Sasuke menghentikan makannya. Ia mendongak untuk menatap Neji. "Kita tahu ini tidak mudah. Ini bukan hanya tentang aku, Neji."
Ya, ya, ya. Neji tahu apa yang terjadi antara Sasuke dan Hinata cukup rumit. Neji juga tahu kalau kini mereka semua sudah dewasa. Neji tidak boleh terlalu ikut campur. Biarlah mereka bicara dulu. Kalau ada saatnya, Neji baru bisa ikut andil. Bagaimana pun dia kepala keluarga sekarang, 'kan?
.
.
DING DONG
DING DONG
Sasuke menghampiri pintu apartemen dengan malas. Ia baru pulang dari pabrik dan berniat menyiapkan makan malam.
"Apa yang kau bicarakan pada ayahku?" baru membuka pintu, Sasuke sudah disuguhi Hinata yang menatap tajam padanya.
"Hinata? Sedang apa di sini?" tanya Sasuke bingung.
"Kutanya. Apa yang kau bicarakan pada ayahku?!" Hinata maju. Ia mendorong Sasuke hingga pria itu mundur beberapa langkah. Hinata pun ikut masuk ke dalam apartemen Sasuke.
"Apa? Aku tidak bicara apa-apa."
"Bohong! Tidak mungkin ayahku mau menikahkanku denganmu secara tiba-tiba!" Sasuke mengerjap, akhirnya ia tahu ke mana arah pembicaraan Hinata.
"Aku benar tidak tahu kenapa Paman Hiashi ingin kita menikah." Sasuke beranjak menuju dapur. Mungkin Hinata butuh segelas sirup dingin.
"Apa-apaan? Ayahku bukan pamanmu!"
"Dia yang memintaku memanggilnya begitu." Sasuke mengedikkan bahu. Sambil memunggungi Hinata, ia masih sibuk menuangkan sirup.
"Lihat aku, Sasuke!" Hinata menarik lengan Sasuke hingga pria itu berhadapan dengannya. Hampir saja sirup yang Sasuke siapkan terjatuh.
"Aku mengerti kalau mungkin ayah ingin seseorang mengawasiku. Tapi kenapa harus kau?"

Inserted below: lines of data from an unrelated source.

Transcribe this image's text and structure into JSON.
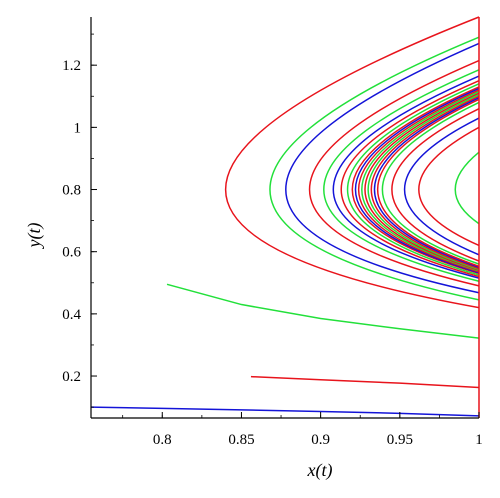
{
  "chart_data": {
    "type": "line",
    "xlabel": "x(t)",
    "ylabel": "y(t)",
    "xlim": [
      0.755,
      1.0
    ],
    "ylim": [
      0.065,
      1.355
    ],
    "x_ticks": [
      0.8,
      0.85,
      0.9,
      0.95,
      1
    ],
    "x_tick_labels": [
      "0.8",
      "0.85",
      "0.9",
      "0.95",
      "1"
    ],
    "y_ticks": [
      0.2,
      0.4,
      0.6,
      0.8,
      1.0,
      1.2
    ],
    "y_tick_labels": [
      "0.2",
      "0.4",
      "0.6",
      "0.8",
      "1",
      "1.2"
    ],
    "grid": false,
    "legend": "none",
    "colors": {
      "red": "#e8141c",
      "green": "#22e03a",
      "blue": "#1414d8"
    },
    "series": [
      {
        "color": "red",
        "kind": "curve",
        "points": [
          [
            1.0,
            1.355
          ],
          [
            0.84,
            0.8
          ],
          [
            1.0,
            0.42
          ]
        ]
      },
      {
        "color": "green",
        "kind": "curve",
        "points": [
          [
            1.0,
            1.29
          ],
          [
            0.868,
            0.8
          ],
          [
            1.0,
            0.445
          ]
        ]
      },
      {
        "color": "blue",
        "kind": "curve",
        "points": [
          [
            1.0,
            1.27
          ],
          [
            0.878,
            0.8
          ],
          [
            1.0,
            0.468
          ]
        ]
      },
      {
        "color": "red",
        "kind": "curve",
        "points": [
          [
            1.0,
            1.215
          ],
          [
            0.893,
            0.8
          ],
          [
            1.0,
            0.49
          ]
        ]
      },
      {
        "color": "green",
        "kind": "curve",
        "points": [
          [
            1.0,
            1.185
          ],
          [
            0.902,
            0.8
          ],
          [
            1.0,
            0.505
          ]
        ]
      },
      {
        "color": "blue",
        "kind": "curve",
        "points": [
          [
            1.0,
            1.165
          ],
          [
            0.908,
            0.8
          ],
          [
            1.0,
            0.515
          ]
        ]
      },
      {
        "color": "red",
        "kind": "curve",
        "points": [
          [
            1.0,
            1.15
          ],
          [
            0.913,
            0.8
          ],
          [
            1.0,
            0.52
          ]
        ]
      },
      {
        "color": "green",
        "kind": "curve",
        "points": [
          [
            1.0,
            1.14
          ],
          [
            0.917,
            0.8
          ],
          [
            1.0,
            0.525
          ]
        ]
      },
      {
        "color": "red",
        "kind": "curve",
        "points": [
          [
            1.0,
            1.13
          ],
          [
            0.92,
            0.8
          ],
          [
            1.0,
            0.53
          ]
        ]
      },
      {
        "color": "blue",
        "kind": "curve",
        "points": [
          [
            1.0,
            1.125
          ],
          [
            0.922,
            0.8
          ],
          [
            1.0,
            0.532
          ]
        ]
      },
      {
        "color": "red",
        "kind": "curve",
        "points": [
          [
            1.0,
            1.12
          ],
          [
            0.924,
            0.8
          ],
          [
            1.0,
            0.535
          ]
        ]
      },
      {
        "color": "green",
        "kind": "curve",
        "points": [
          [
            1.0,
            1.115
          ],
          [
            0.926,
            0.8
          ],
          [
            1.0,
            0.538
          ]
        ]
      },
      {
        "color": "red",
        "kind": "curve",
        "points": [
          [
            1.0,
            1.11
          ],
          [
            0.928,
            0.8
          ],
          [
            1.0,
            0.54
          ]
        ]
      },
      {
        "color": "green",
        "kind": "curve",
        "points": [
          [
            1.0,
            1.105
          ],
          [
            0.93,
            0.8
          ],
          [
            1.0,
            0.543
          ]
        ]
      },
      {
        "color": "red",
        "kind": "curve",
        "points": [
          [
            1.0,
            1.1
          ],
          [
            0.932,
            0.8
          ],
          [
            1.0,
            0.546
          ]
        ]
      },
      {
        "color": "blue",
        "kind": "curve",
        "points": [
          [
            1.0,
            1.095
          ],
          [
            0.934,
            0.8
          ],
          [
            1.0,
            0.55
          ]
        ]
      },
      {
        "color": "red",
        "kind": "curve",
        "points": [
          [
            1.0,
            1.09
          ],
          [
            0.936,
            0.8
          ],
          [
            1.0,
            0.553
          ]
        ]
      },
      {
        "color": "green",
        "kind": "curve",
        "points": [
          [
            1.0,
            1.08
          ],
          [
            0.939,
            0.8
          ],
          [
            1.0,
            0.56
          ]
        ]
      },
      {
        "color": "red",
        "kind": "curve",
        "points": [
          [
            1.0,
            1.06
          ],
          [
            0.945,
            0.8
          ],
          [
            1.0,
            0.57
          ]
        ]
      },
      {
        "color": "blue",
        "kind": "curve",
        "points": [
          [
            1.0,
            1.03
          ],
          [
            0.953,
            0.8
          ],
          [
            1.0,
            0.59
          ]
        ]
      },
      {
        "color": "red",
        "kind": "curve",
        "points": [
          [
            1.0,
            1.0
          ],
          [
            0.962,
            0.8
          ],
          [
            1.0,
            0.62
          ]
        ]
      },
      {
        "color": "green",
        "kind": "curve",
        "points": [
          [
            1.0,
            0.92
          ],
          [
            0.985,
            0.8
          ],
          [
            1.0,
            0.69
          ]
        ]
      },
      {
        "color": "green",
        "kind": "line",
        "points": [
          [
            0.803,
            0.495
          ],
          [
            0.85,
            0.43
          ],
          [
            0.9,
            0.385
          ],
          [
            0.95,
            0.352
          ],
          [
            1.0,
            0.322
          ]
        ]
      },
      {
        "color": "red",
        "kind": "line",
        "points": [
          [
            0.856,
            0.198
          ],
          [
            0.9,
            0.188
          ],
          [
            0.95,
            0.177
          ],
          [
            1.0,
            0.163
          ]
        ]
      },
      {
        "color": "blue",
        "kind": "line",
        "points": [
          [
            0.755,
            0.1
          ],
          [
            0.8,
            0.096
          ],
          [
            0.85,
            0.091
          ],
          [
            0.9,
            0.086
          ],
          [
            0.95,
            0.08
          ],
          [
            1.0,
            0.072
          ]
        ]
      },
      {
        "color": "red",
        "kind": "line",
        "points": [
          [
            1.0,
            0.065
          ],
          [
            1.0,
            1.355
          ]
        ]
      }
    ]
  }
}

"Aku tidak tahu, Hinata. Lebih baik kau minum dulu." Sasuke menyodorkan segelas sirup dingin pada Hinata. Perempuan itu menatap aneh padanya. Bisa-bisanya Sasuke menyajikan minuman untuk tamu yang tiba dengan tidak ada ramah-ramahnya.

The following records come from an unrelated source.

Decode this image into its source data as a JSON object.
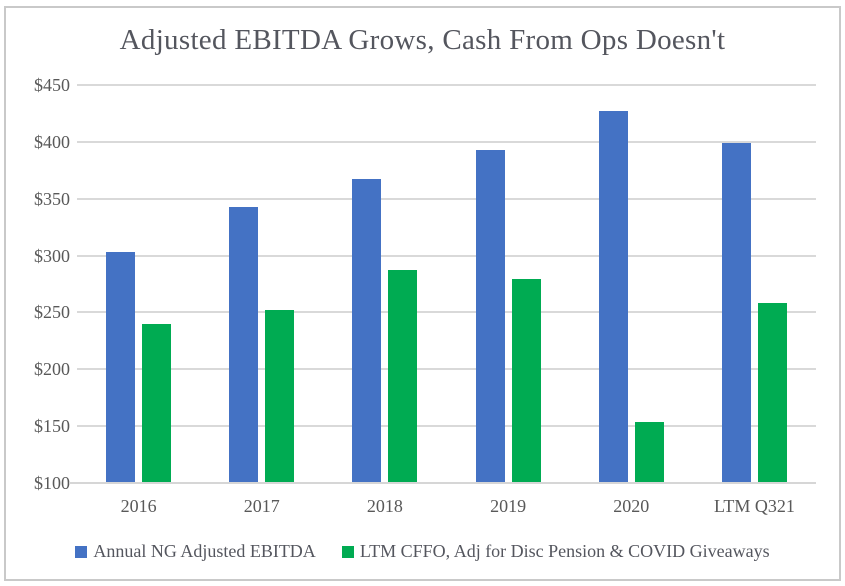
{
  "chart_data": {
    "type": "bar",
    "title": "Adjusted EBITDA Grows, Cash From Ops Doesn't",
    "categories": [
      "2016",
      "2017",
      "2018",
      "2019",
      "2020",
      "LTM Q321"
    ],
    "series": [
      {
        "name": "Annual NG Adjusted EBITDA",
        "color": "#4472C4",
        "values": [
          303,
          343,
          367,
          393,
          427,
          399
        ]
      },
      {
        "name": "LTM CFFO, Adj for Disc Pension & COVID Giveaways",
        "color": "#00AB52",
        "values": [
          240,
          252,
          287,
          279,
          154,
          258
        ]
      }
    ],
    "y_axis": {
      "min": 100,
      "max": 450,
      "step": 50,
      "tick_prefix": "$",
      "tick_labels": [
        "$450",
        "$400",
        "$350",
        "$300",
        "$250",
        "$200",
        "$150",
        "$100"
      ]
    },
    "grid": true,
    "legend_position": "bottom",
    "colors": {
      "gridline": "#D9D9D9",
      "axis_text": "#595959",
      "title_text": "#54565E"
    }
  }
}
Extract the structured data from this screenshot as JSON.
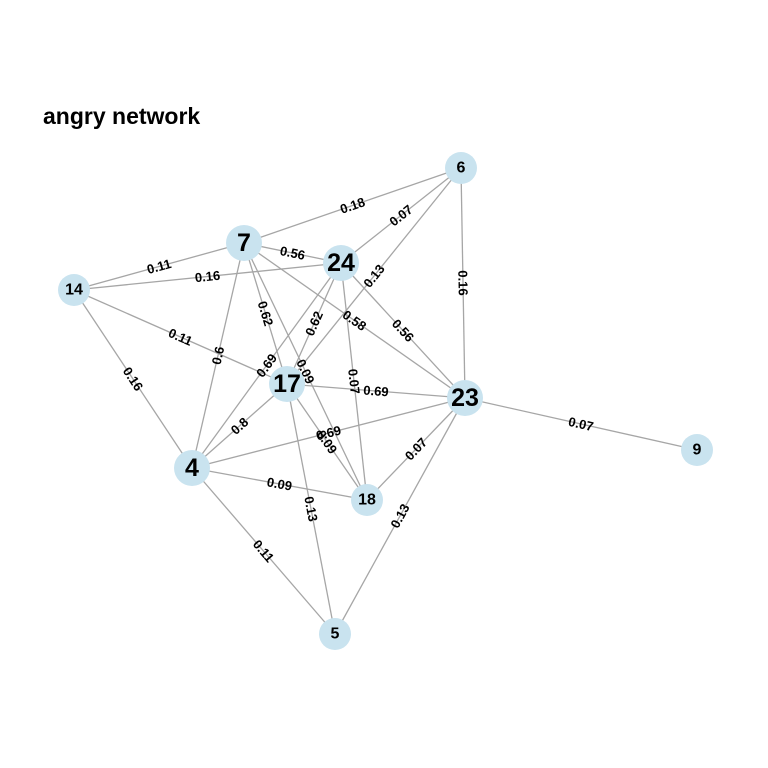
{
  "title": "angry network",
  "colors": {
    "node_fill": "#c9e3ef",
    "edge_stroke": "#a6a6a6",
    "text": "#000000"
  },
  "nodes": [
    {
      "id": "6",
      "label": "6",
      "size": "small"
    },
    {
      "id": "7",
      "label": "7",
      "size": "large"
    },
    {
      "id": "24",
      "label": "24",
      "size": "large"
    },
    {
      "id": "14",
      "label": "14",
      "size": "small"
    },
    {
      "id": "17",
      "label": "17",
      "size": "large"
    },
    {
      "id": "23",
      "label": "23",
      "size": "large"
    },
    {
      "id": "9",
      "label": "9",
      "size": "small"
    },
    {
      "id": "4",
      "label": "4",
      "size": "large"
    },
    {
      "id": "18",
      "label": "18",
      "size": "small"
    },
    {
      "id": "5",
      "label": "5",
      "size": "small"
    }
  ],
  "edges": [
    {
      "source": "7",
      "target": "6",
      "weight": "0.18"
    },
    {
      "source": "24",
      "target": "6",
      "weight": "0.07"
    },
    {
      "source": "17",
      "target": "6",
      "weight": "0.13"
    },
    {
      "source": "6",
      "target": "23",
      "weight": "0.16"
    },
    {
      "source": "14",
      "target": "7",
      "weight": "0.11"
    },
    {
      "source": "14",
      "target": "24",
      "weight": "0.16"
    },
    {
      "source": "7",
      "target": "24",
      "weight": "0.56"
    },
    {
      "source": "14",
      "target": "17",
      "weight": "0.11"
    },
    {
      "source": "14",
      "target": "4",
      "weight": "0.16"
    },
    {
      "source": "7",
      "target": "17",
      "weight": "0.62"
    },
    {
      "source": "7",
      "target": "4",
      "weight": "0.6"
    },
    {
      "source": "7",
      "target": "23",
      "weight": "0.58"
    },
    {
      "source": "7",
      "target": "18",
      "weight": "0.09"
    },
    {
      "source": "24",
      "target": "17",
      "weight": "0.62"
    },
    {
      "source": "24",
      "target": "4",
      "weight": "0.69"
    },
    {
      "source": "24",
      "target": "23",
      "weight": "0.56"
    },
    {
      "source": "24",
      "target": "18",
      "weight": "0.07"
    },
    {
      "source": "17",
      "target": "23",
      "weight": "0.69"
    },
    {
      "source": "17",
      "target": "4",
      "weight": "0.8"
    },
    {
      "source": "17",
      "target": "18",
      "weight": "0.09"
    },
    {
      "source": "17",
      "target": "5",
      "weight": "0.13"
    },
    {
      "source": "4",
      "target": "23",
      "weight": "0.69"
    },
    {
      "source": "23",
      "target": "18",
      "weight": "0.07"
    },
    {
      "source": "23",
      "target": "5",
      "weight": "0.13"
    },
    {
      "source": "23",
      "target": "9",
      "weight": "0.07"
    },
    {
      "source": "4",
      "target": "18",
      "weight": "0.09"
    },
    {
      "source": "4",
      "target": "5",
      "weight": "0.11"
    }
  ]
}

Tak lama Hinata meraih gelas yang diulurkan padanya. Ia meneguk sirup rasa jeruk hingga sisa setengah. Menyodorkannya kembali pada Sasuke dan membiarkan pria itu menaruhnya lagi ke meja dapur.
"Sekarang kita akan bicara." Hinata menyilangkan kedua tangannya di dada. "Kira-kira apa yang bisa membuat ayahku ingin menjodohkan kita?"
"Entahlah. Terakhir kali dia bicara ingin melihatmu menikah dan memintaku jadi mantunya."
"Kenapa?"
"Kalau aku tahu, aku pasti sudah menjawabmu dari tadi, Hinata." Sasuke mengambil gelas yang tadi ia berikan pada Hinata. Ia meminum sisa air yang ada. Ia juga butuh minum karena pusing menghadapi putri Hyuuga.
"Kau pasti mengambil kesempatan, Sasuke!"
"Kesempatan apa?"
"Kesempatan untuk memilikiku."
Sasuke terkekeh. Ia menaruh gelas ke meja dapur lagi. "Kau tahu jelas kalau aku tidak diuntungkan apa-apa dari wasiat Tuan Hiashi."
"Oh, ya?" Hinata berjalan mendekat. Sasuke mengernyit saat Hinata sudah berada di depannya.
"Kau yakin tidak akan merasa beruntung kalau mendapatkanku?" Hinata menyentuh dada bidang Sasuke dengan telunjuknya. Lalu, tangannya bermain-main di sana sambil membentuk lingkaran-lingkaran. Sasuke meneguk ludahnya saat Hinata menyenggol putingnya.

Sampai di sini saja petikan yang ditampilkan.